Ce n’est ni à une répétition, ni à un spectacle, ni un festival, auquel j’assiste aujourd’hui, mais à des rencontres entre professionnels de la danse. Une vingtaine de compagnies, connues ou moins, présentent durant deux jours, à la Maison des Arts de Créteil, leurs créations à des programmateurs, en présentent plutôt des extraits. Pour la troisième année le CDC du Val de marne m’invite aux Plateaux, j’en suis content, attiré ici par la variété des propositions, m’y sentant toujours pourtant comme un peu clandestin, au milieu de professionnels. Il y a là plus d’une centaine de programmateurs, de représentants de lieux de spectacles et de création, qui viennent quant à eux autant pour le travail que pour le plaisir de la découverte. Je leur souhaite d’arriver à concilier les deux. Le rythme est soutenu. Afin de permettre à un maximum de compagnies d’être vues dans le temps par définition limité de la manifestation, ce sont des échantillons- idéalement représentatifs- des pièces qui sont proposées. Des teasing de 10 à 30 minutes, c’est quitte ou double. Cette contrainte est d’évidence réductrice pour le chorégraphe, et souvent frustrante pour le spectateur. Mais la curiosité est éveillée, tant les propositions, sur le fond et la forme, sont variées. L’essentiel est que cette louable initiative du CDC permette à des compagnies de gagner ici en visibilité. Se crée ici pour quelques heures tout à la fois un lieu de création et une place de marché, un lieu d’approches, d’étonnements et de rencontres. On devine que réputation et notoriété se construisent sans doute sur un plus long terme que ne souhaiteraient ici les artistes.

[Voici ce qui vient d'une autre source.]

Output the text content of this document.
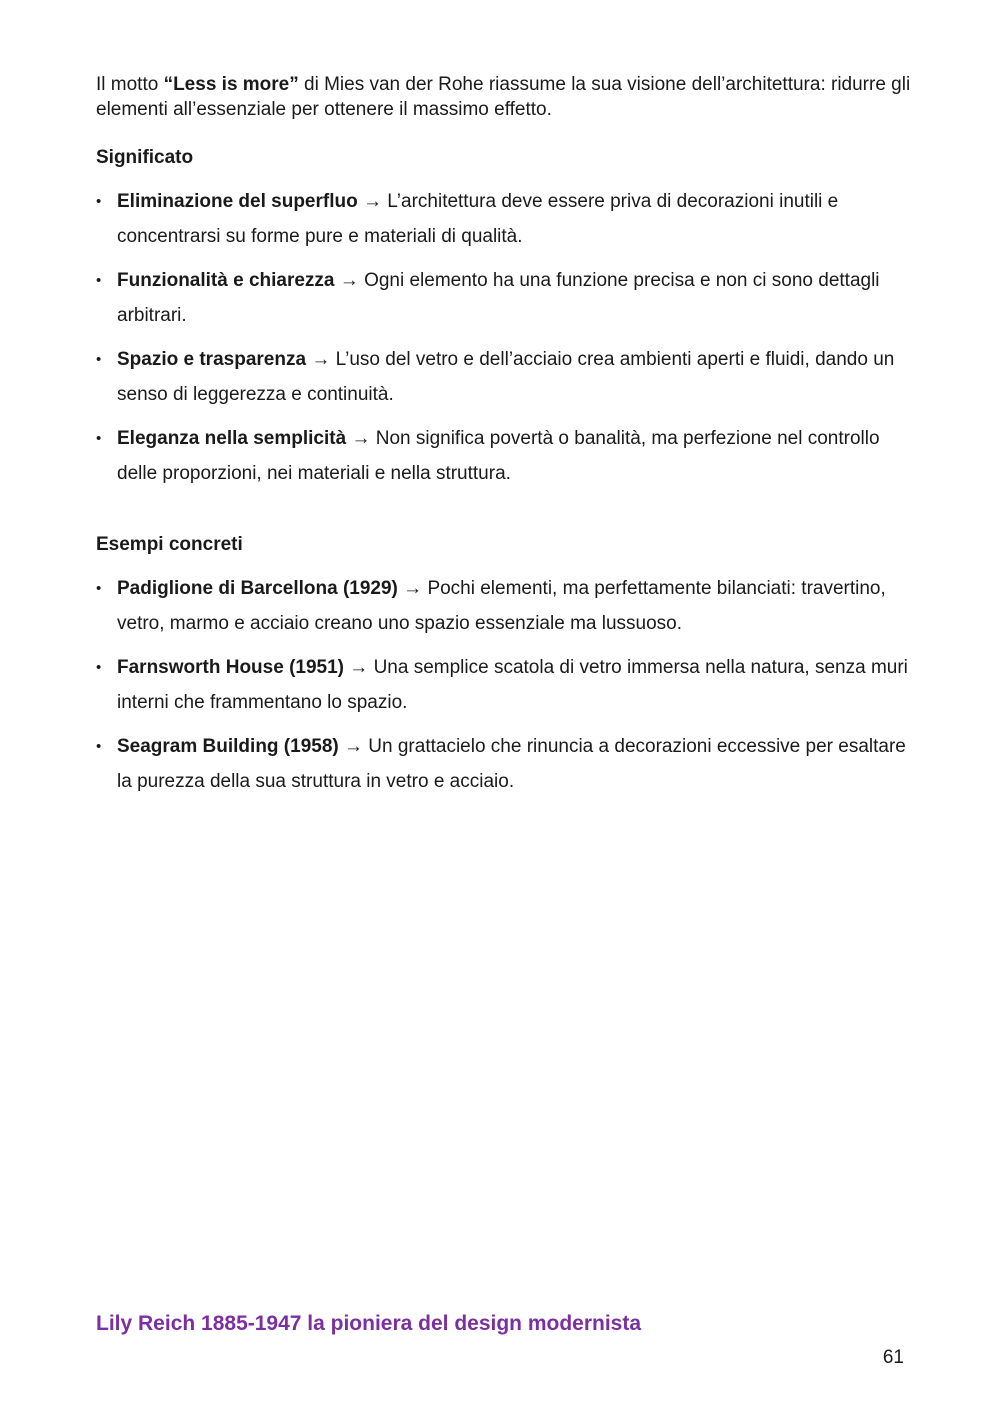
Il motto “Less is more” di Mies van der Rohe riassume la sua visione dell’architettura: ridurre gli elementi all’essenziale per ottenere il massimo effetto.

Significato
• Eliminazione del superfluo → L’architettura deve essere priva di decorazioni inutili e concentrarsi su forme pure e materiali di qualità.
• Funzionalità e chiarezza → Ogni elemento ha una funzione precisa e non ci sono dettagli arbitrari.
• Spazio e trasparenza → L’uso del vetro e dell’acciaio crea ambienti aperti e fluidi, dando un senso di leggerezza e continuità.
• Eleganza nella semplicità → Non significa povertà o banalità, ma perfezione nel controllo delle proporzioni, nei materiali e nella struttura.
Esempi concreti
• Padiglione di Barcellona (1929) → Pochi elementi, ma perfettamente bilanciati: travertino, vetro, marmo e acciaio creano uno spazio essenziale ma lussuoso.
• Farnsworth House (1951) → Una semplice scatola di vetro immersa nella natura, senza muri interni che frammentano lo spazio.
• Seagram Building (1958) → Un grattacielo che rinuncia a decorazioni eccessive per esaltare la purezza della sua struttura in vetro e acciaio.
Lily Reich 1885-1947 la pioniera del design modernista

61
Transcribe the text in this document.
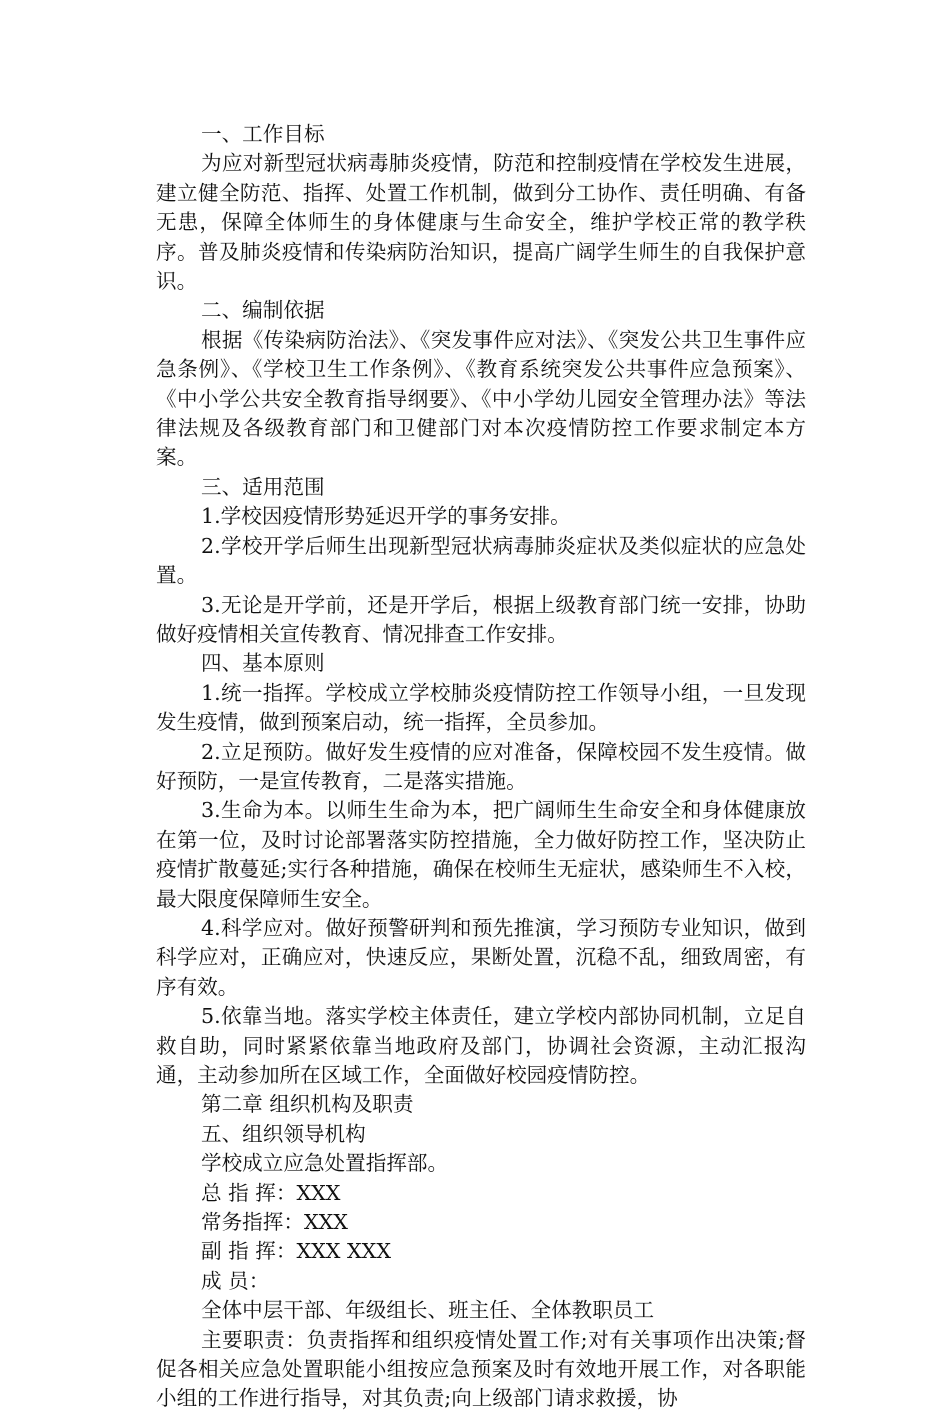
一、工作目标

为应对新型冠状病毒肺炎疫情，防范和控制疫情在学校发生进展，建立健全防范、指挥、处置工作机制，做到分工协作、责任明确、有备无患，保障全体师生的身体健康与生命安全，维护学校正常的教学秩序。普及肺炎疫情和传染病防治知识，提高广阔学生师生的自我保护意识。

二、编制依据

根据《传染病防治法》、《突发事件应对法》、《突发公共卫生事件应急条例》、《学校卫生工作条例》、《教育系统突发公共事件应急预案》、《中小学公共安全教育指导纲要》、《中小学幼儿园安全管理办法》等法律法规及各级教育部门和卫健部门对本次疫情防控工作要求制定本方案。

三、适用范围

1.学校因疫情形势延迟开学的事务安排。

2.学校开学后师生出现新型冠状病毒肺炎症状及类似症状的应急处置。

3.无论是开学前，还是开学后，根据上级教育部门统一安排，协助做好疫情相关宣传教育、情况排查工作安排。

四、基本原则

1.统一指挥。学校成立学校肺炎疫情防控工作领导小组，一旦发现发生疫情，做到预案启动，统一指挥，全员参加。

2.立足预防。做好发生疫情的应对准备，保障校园不发生疫情。做好预防，一是宣传教育，二是落实措施。

3.生命为本。以师生生命为本，把广阔师生生命安全和身体健康放在第一位，及时讨论部署落实防控措施，全力做好防控工作，坚决防止疫情扩散蔓延;实行各种措施，确保在校师生无症状，感染师生不入校，最大限度保障师生安全。

4.科学应对。做好预警研判和预先推演，学习预防专业知识，做到科学应对，正确应对，快速反应，果断处置，沉稳不乱，细致周密，有序有效。

5.依靠当地。落实学校主体责任，建立学校内部协同机制，立足自救自助，同时紧紧依靠当地政府及部门，协调社会资源，主动汇报沟通，主动参加所在区域工作，全面做好校园疫情防控。

第二章 组织机构及职责

五、组织领导机构

学校成立应急处置指挥部。

总 指 挥：XXX

常务指挥：XXX

副 指 挥：XXX XXX

成 员：

全体中层干部、年级组长、班主任、全体教职员工

主要职责：负责指挥和组织疫情处置工作;对有关事项作出决策;督促各相关应急处置职能小组按应急预案及时有效地开展工作，对各职能小组的工作进行指导，对其负责;向上级部门请求救援，协
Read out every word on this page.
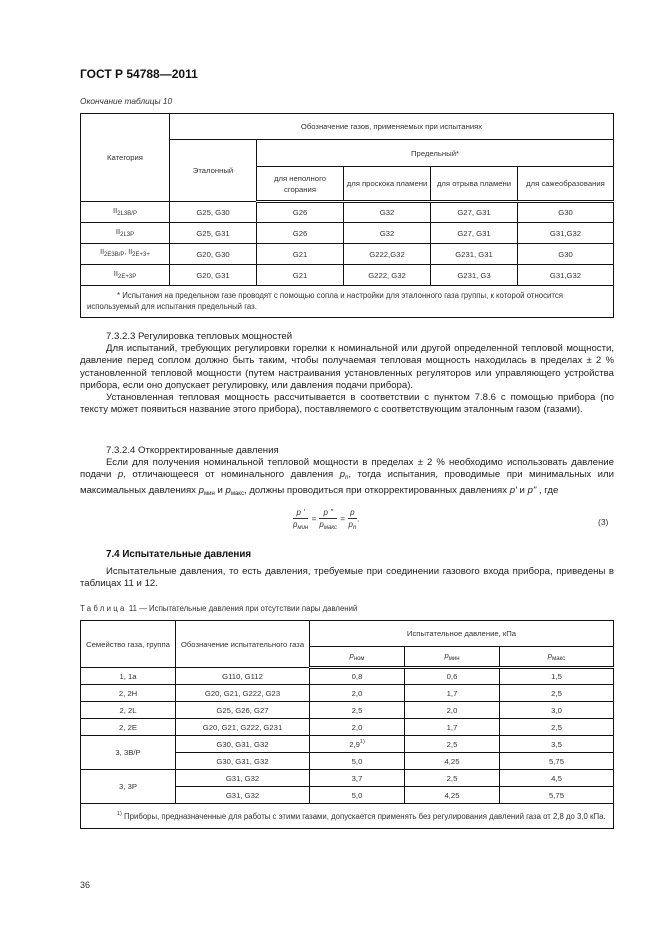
ГОСТ Р 54788—2011
Окончание таблицы 10
Категория	Обозначение газов, применяемых при испытаниях				
	Эталонный	Предельный*			
		для неполного сгорания	для проскока пламени	для отрыва пламени	для сажеобразования
$II_{2L3B/P}$	G25, G30	G26	G32	G27, G31	G30
$II_{2L3P}$	G25, G31	G26	G32	G27, G31	G31,G32
$II_{2E3B/P}$, $II_{2E+3+}$	G20, G30	G21	G222,G32	G231, G31	G30
$II_{2E+3P}$	G20, G31	G21	G222, G32	G231, G3	G31,G32
* Испытания на предельном газе проводят с помощью сопла и настройки для эталонного газа группы, к которой относится используемый для испытания предельный газ.					
7.3.2.3 Регулировка тепловых мощностей
Для испытаний, требующих регулировки горелки к номинальной или другой определенной тепловой мощности, давление перед соплом должно быть таким, чтобы получаемая тепловая мощность находилась в пределах ± 2 % установленной тепловой мощности (путем настраивания установленных регуляторов или управляющего устройства прибора, если оно допускает регулировку, или давления подачи прибора).
Установленная тепловая мощность рассчитывается в соответствии с пунктом 7.8.6 с помощью прибора (по тексту может появиться название этого прибора), поставляемого с соответствующим эталонным газом (газами).
7.3.2.4 Откорректированные давления
Если для получения номинальной тепловой мощности в пределах ± 2 % необходимо использовать давление подачи p, отличающееся от номинального давления $p_n$, тогда испытания, проводимые при минимальных или максимальных давлениях $p_{мин}$ и $p_{макс}$, должны проводиться при откорректированных давлениях p' и p" , где
$\frac{p '}{p_{мин}} = \frac{p "}{p_{макс}} = \frac{p}{p_n}$ .	(3)
7.4 Испытательные давления
Испытательные давления, то есть давления, требуемые при соединении газового входа прибора, приведены в таблицах 11 и 12.
Таблица 11 — Испытательные давления при отсутствии пары давлений
Семейство газа, группа	Обозначение испытательного газа	Испытательное давление, кПа		
		$p_{ном}$	$p_{мин}$	$p_{макс}$
1, 1a	G110, G112	0,8	0,6	1,5
2, 2H	G20, G21, G222, G23	2,0	1,7	2,5
2, 2L	G25, G26, G27	2,5	2,0	3,0
2, 2E	G20, G21, G222, G231	2,0	1,7	2,5
3, 3B/P	G30, G31, G32	2,9$^{1)}$	2,5	3,5
	G30, G31, G32	5,0	4,25	5,75
3, 3P	G31, G32	3,7	2,5	4,5
	G31, G32	5,0	4,25	5,75
$^{1)}$ Приборы, предназначенные для работы с этими газами, допускается применять без регулирования давлений газа от 2,8 до 3,0 кПа.				
36
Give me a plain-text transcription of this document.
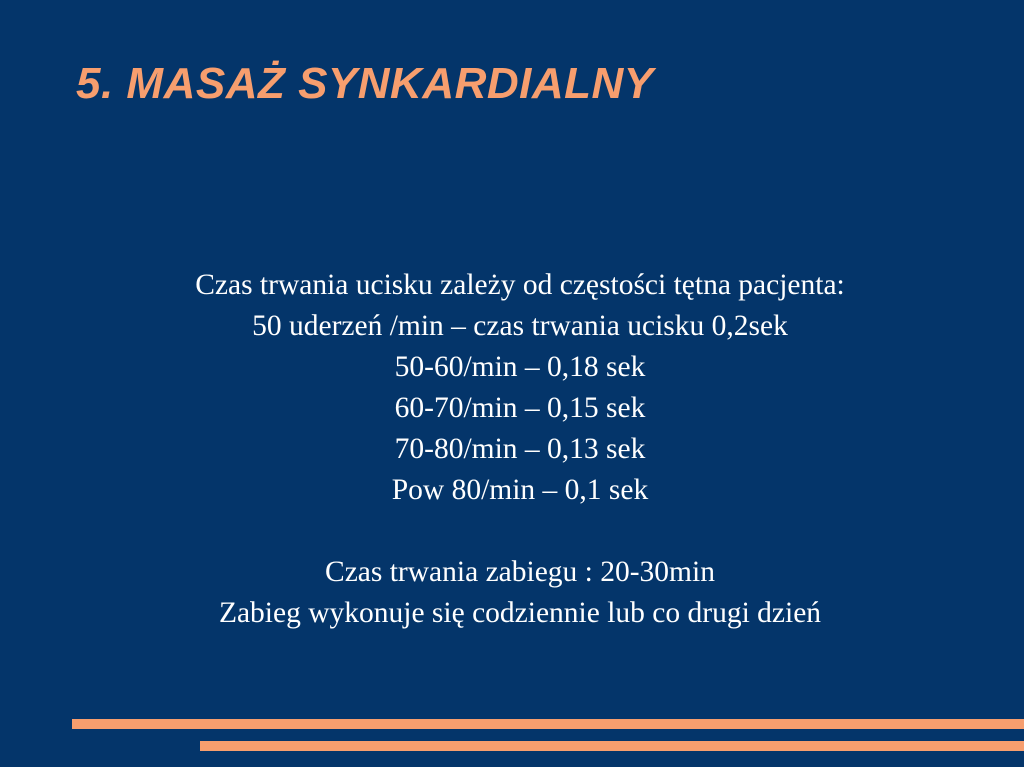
5. MASAŻ SYNKARDIALNY
Czas trwania ucisku zależy od częstości tętna pacjenta:
50 uderzeń /min – czas trwania ucisku 0,2sek
50-60/min – 0,18 sek
60-70/min – 0,15 sek
70-80/min – 0,13 sek
Pow 80/min – 0,1 sek
Czas trwania zabiegu : 20-30min
Zabieg wykonuje się codziennie lub co drugi dzień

J’arrive pourtant en terrain connu. Je retrouve Veronica Vallecillo pour Redressage, Redresser, Redresse-toi. Et me retrouve saisi par l’intensité déjà vécue qu’il y a trois ans à Point Ephémère, gagné par des sensations lourdes déjà ressenties alors, par la même étrangeté. Le sol semble trembler sous le martèlement guerrier des talons de la danseuse, les vibrations s’insinuer dans mon inconscient, accompagnées par de graves chuchotements, et par le grain palpable de l’image et du son. Le noir domine, déchiré d'écarlate, l’espace dessiné libre pour des rêves troubles. Au fond le paysage s’enfuit, des banquises s’effondrent. Au centre, farouche, la figure féminine: corps raide et en défi, corseté en robe noire, voile et bottines, en pleine flamenco attitude. Entrainé dans un vertige érotique, dans une danse post-apocalyptique, entretenant avec les comparses vêtus de collant noirs et munis de trousseaux de clés des relations réversibles et ambigües. Fouets, baisers et étreintes avec la mort rouge: les scènes se chargent d’autres images fortes et fantasmatiques….et la création en reste là, inachevée, pour le moment en recherche de budget. Impossible d’oublier ici que la dance est aussi une activité économique, dont on connait la fragilité des paramètres (faiblesse des recettes de billetteries, complexité des soutiens publics, grande richesse de l’offre créative, précarité de la situation de beaucoup d’artistes…). En l’absence de financements beaucoup de créations restent longtemps à l’état d’ébauches, je souhaite que cela ne soit pas le cas de celle-ci.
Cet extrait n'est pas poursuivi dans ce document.